# Baking Soda Question



## shortnerdy (Jul 3, 2011)

Hey HHC,

Would it be safe to sprinkle some baking soda under Sheldons liner to help with the poopy/pee smell? I have a small dish sitting nearby but its not doing much.

Any suggestions/ is this ok?


----------



## Hedgieonboard (Nov 15, 2009)

It may not work out to well. I've tried using in another situation before and the slightest moisture will turn in into a paste and dry rock hard. You may have already tried these but I want to put them out there in case they help:
You could try making a layered liner that would absorb more

Single light layers that come out more often (at one time I was doing it once a day for my messy one)

Do you use vinegar solution when you clean the cage? I have found that initially the hole room stinks when using it but very quickly, I'd say within minutes, the vinegar cuts the smell and dissipates its strong smell after.

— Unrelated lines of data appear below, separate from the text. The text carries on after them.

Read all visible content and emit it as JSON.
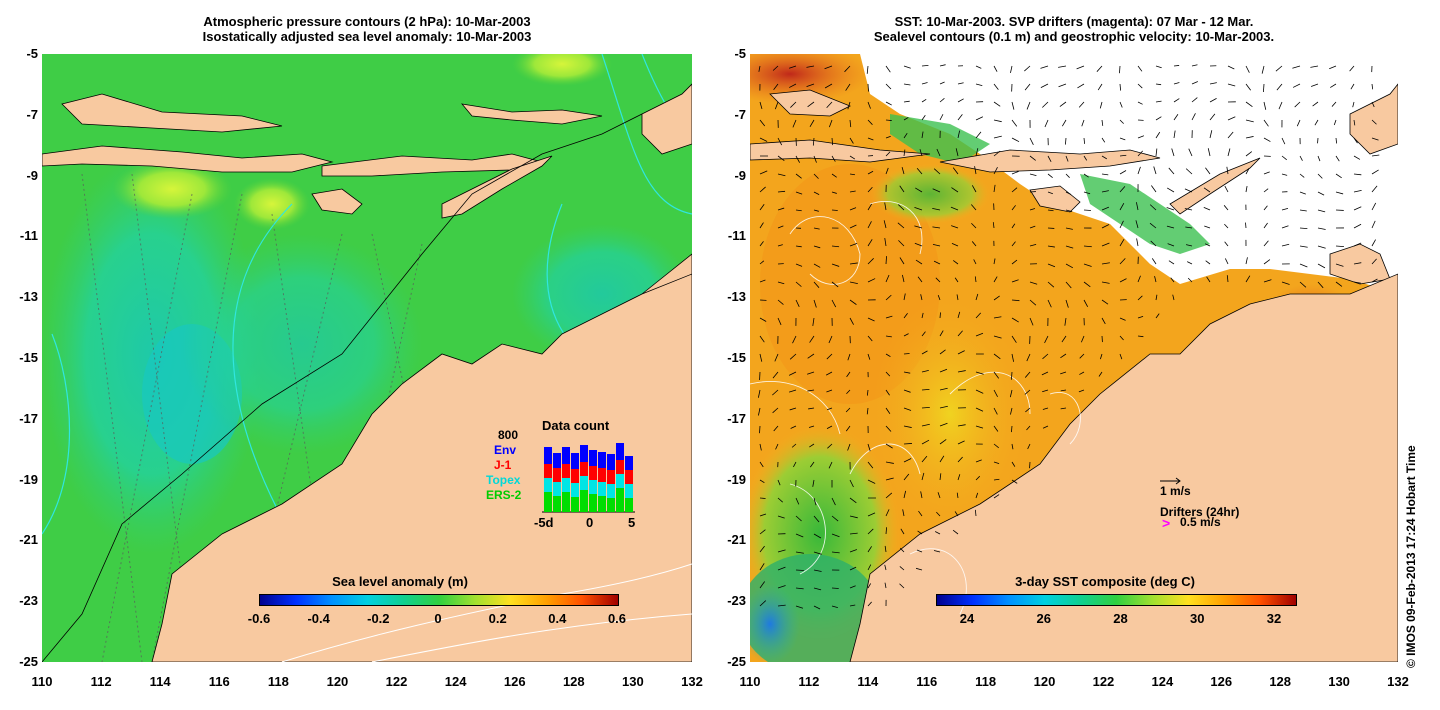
{
  "left": {
    "title_line1": "Atmospheric pressure contours (2 hPa): 10-Mar-2003",
    "title_line2": "Isostatically adjusted sea level anomaly: 10-Mar-2003",
    "colorbar_title": "Sea level anomaly (m)",
    "colorbar_ticks": [
      "-0.6",
      "-0.4",
      "-0.2",
      "0",
      "0.2",
      "0.4",
      "0.6"
    ],
    "data_count": {
      "title": "Data count",
      "max_label": "800",
      "legend": [
        {
          "label": "Env",
          "color": "#0000ff"
        },
        {
          "label": "J-1",
          "color": "#ff0000"
        },
        {
          "label": "Topex",
          "color": "#00e5e5"
        },
        {
          "label": "ERS-2",
          "color": "#00dd00"
        }
      ],
      "x_ticks": [
        "-5d",
        "0",
        "5"
      ]
    }
  },
  "right": {
    "title_line1": "SST: 10-Mar-2003. SVP drifters (magenta): 07 Mar - 12 Mar.",
    "title_line2": "Sealevel contours (0.1 m) and geostrophic velocity: 10-Mar-2003.",
    "colorbar_title": "3-day SST composite (deg C)",
    "colorbar_ticks": [
      "24",
      "26",
      "28",
      "30",
      "32"
    ],
    "velocity_legend": "1 m/s",
    "drifter_legend_title": "Drifters (24hr)",
    "drifter_legend_value": "0.5 m/s",
    "drifter_marker": ">"
  },
  "y_ticks": [
    "-5",
    "-7",
    "-9",
    "-11",
    "-13",
    "-15",
    "-17",
    "-19",
    "-21",
    "-23",
    "-25"
  ],
  "x_ticks": [
    "110",
    "112",
    "114",
    "116",
    "118",
    "120",
    "122",
    "124",
    "126",
    "128",
    "130",
    "132"
  ],
  "credit": "© IMOS 09-Feb-2013 17:24 Hobart Time",
  "colors": {
    "land": "#f8c9a0",
    "sea_green": "#44d13a",
    "sea_teal": "#1fd0a8",
    "sst_orange": "#f3a51d"
  }
}
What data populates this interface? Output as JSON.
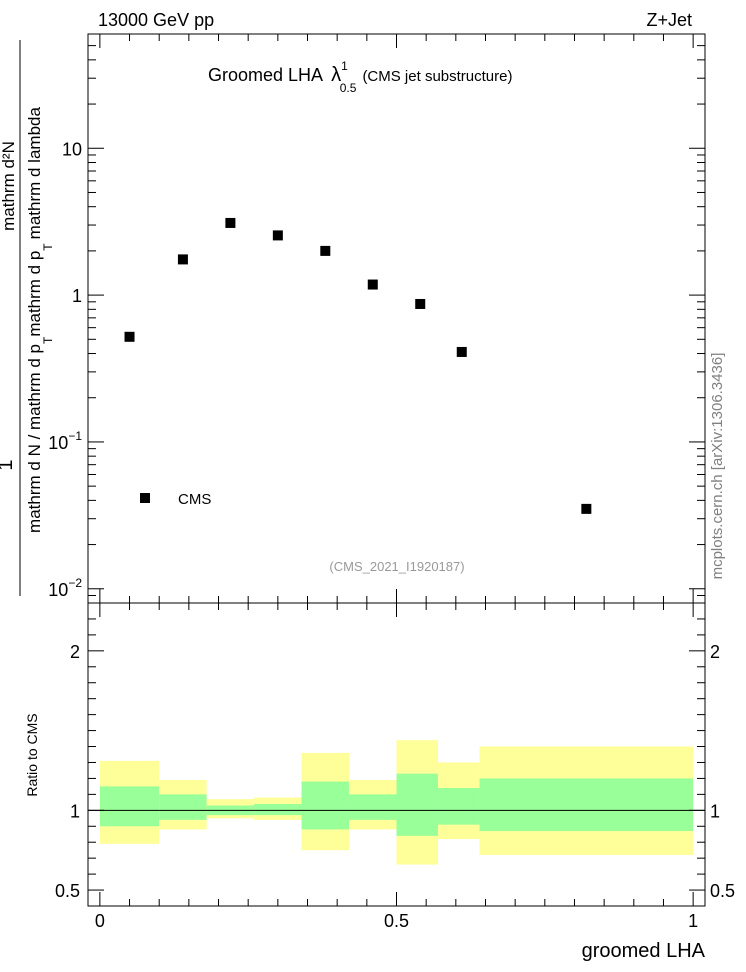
{
  "header": {
    "energy_label": "13000 GeV pp",
    "process_label": "Z+Jet"
  },
  "side_label": "mcplots.cern.ch [arXiv:1306.3436]",
  "chart_data": [
    {
      "type": "scatter",
      "title_prefix": "Groomed LHA",
      "title_symbol": "λ",
      "title_sup": "1",
      "title_sub": "0.5",
      "title_suffix": "(CMS jet substructure)",
      "analysis_id": "(CMS_2021_I1920187)",
      "ylabel_top": "1",
      "ylabel_parts": {
        "prefix": "mathrm d N / mathrm d p",
        "sub_t1": "T",
        "middle": "mathrm d p",
        "sub_t2": "T",
        "suffix": "mathrm d lambda"
      },
      "ylabel_num": "mathrm d²N",
      "yscale": "log",
      "ylim": [
        0.008,
        60
      ],
      "xlim": [
        -0.02,
        1.02
      ],
      "yticks": [
        {
          "value": 0.01,
          "base": "10",
          "exp": "−2"
        },
        {
          "value": 0.1,
          "base": "10",
          "exp": "−1"
        },
        {
          "value": 1,
          "base": "1",
          "exp": ""
        },
        {
          "value": 10,
          "base": "10",
          "exp": ""
        }
      ],
      "legend": {
        "label": "CMS",
        "position": "bottom-left"
      },
      "series": [
        {
          "name": "CMS",
          "marker": "square",
          "x": [
            0.05,
            0.14,
            0.22,
            0.3,
            0.38,
            0.46,
            0.54,
            0.61,
            0.82
          ],
          "y": [
            0.52,
            1.75,
            3.1,
            2.55,
            2.0,
            1.18,
            0.87,
            0.41,
            0.035
          ]
        }
      ]
    },
    {
      "type": "area",
      "ylabel": "Ratio to CMS",
      "xlabel": "groomed LHA",
      "ylim": [
        0.4,
        2.3
      ],
      "xlim": [
        -0.02,
        1.02
      ],
      "reference_line": 1,
      "xticks": [
        {
          "value": 0,
          "label": "0"
        },
        {
          "value": 0.5,
          "label": "0.5"
        },
        {
          "value": 1,
          "label": "1"
        }
      ],
      "yticks": [
        {
          "value": 0.5,
          "label": "0.5"
        },
        {
          "value": 1,
          "label": "1"
        },
        {
          "value": 2,
          "label": "2"
        }
      ],
      "bins": [
        {
          "x0": 0.0,
          "x1": 0.1,
          "stat_lo": 0.9,
          "stat_hi": 1.15,
          "tot_lo": 0.79,
          "tot_hi": 1.31
        },
        {
          "x0": 0.1,
          "x1": 0.18,
          "stat_lo": 0.94,
          "stat_hi": 1.1,
          "tot_lo": 0.88,
          "tot_hi": 1.19
        },
        {
          "x0": 0.18,
          "x1": 0.26,
          "stat_lo": 0.97,
          "stat_hi": 1.03,
          "tot_lo": 0.95,
          "tot_hi": 1.07
        },
        {
          "x0": 0.26,
          "x1": 0.34,
          "stat_lo": 0.97,
          "stat_hi": 1.04,
          "tot_lo": 0.94,
          "tot_hi": 1.08
        },
        {
          "x0": 0.34,
          "x1": 0.42,
          "stat_lo": 0.88,
          "stat_hi": 1.18,
          "tot_lo": 0.75,
          "tot_hi": 1.36
        },
        {
          "x0": 0.42,
          "x1": 0.5,
          "stat_lo": 0.94,
          "stat_hi": 1.1,
          "tot_lo": 0.88,
          "tot_hi": 1.19
        },
        {
          "x0": 0.5,
          "x1": 0.57,
          "stat_lo": 0.84,
          "stat_hi": 1.23,
          "tot_lo": 0.66,
          "tot_hi": 1.44
        },
        {
          "x0": 0.57,
          "x1": 0.64,
          "stat_lo": 0.91,
          "stat_hi": 1.14,
          "tot_lo": 0.82,
          "tot_hi": 1.3
        },
        {
          "x0": 0.64,
          "x1": 1.0,
          "stat_lo": 0.87,
          "stat_hi": 1.2,
          "tot_lo": 0.72,
          "tot_hi": 1.4
        }
      ],
      "colors": {
        "stat": "#99ff99",
        "total": "#ffff99",
        "line": "#000000"
      }
    }
  ]
}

I've heard of some members getting a small air purifying tower to stand near the cage. Supposedly it works good even for multiple hedgies

Sorry if I overlooked something or stated something already done. I hope you are able to find a way that works for you because I know that can be really frustrating. Especially if you have people making comments or faces when they walk in and then you have to feel bad they are doing that in regards to what you feel is a precious little baby lol


----------



## Guest (Aug 18, 2011)

Baking Soda is cheap just rip open a whole box and leave it next to the cage it works for mine. As mentioned above a lot of issues from trying that and I had thought of it previously myself. A small Air Purifier works great too.


----------



## mizgoldstein (Feb 12, 2011)

I just got an IonicPro Air Purifier and it works AMAZING! cause my problem was not that Lulu's pee or poop smelled - she lives in my boyfriend and I's bedroom and we were having a problem with the smell of her food. she eats a mixture of three different cat kibbles, wet cat food (those pouches Wellness makes with like the real meat chunks) and baby food and after putting it in at night, by morning we would wake up and the smell would be so strong my boyfriend looked at me one day and goes "babe, I can taste Lulu's food right now" :lol: 

sooo we got this purifier thing and you would have NO idea there's any sort of animal in the room if you walked in with your eyes closed. not to mention the total improvement - my nose doesn't get stuffed when I sleep, I feel I sleep better, and the room just feels nicer and healthier for myself, my boyfriend, and Lulu.

they're a little expensive but trust me, especially if you get one like mine where you don't need to buy new filters, you just have to clean the filter it has - it's worth everyyy penny!


----------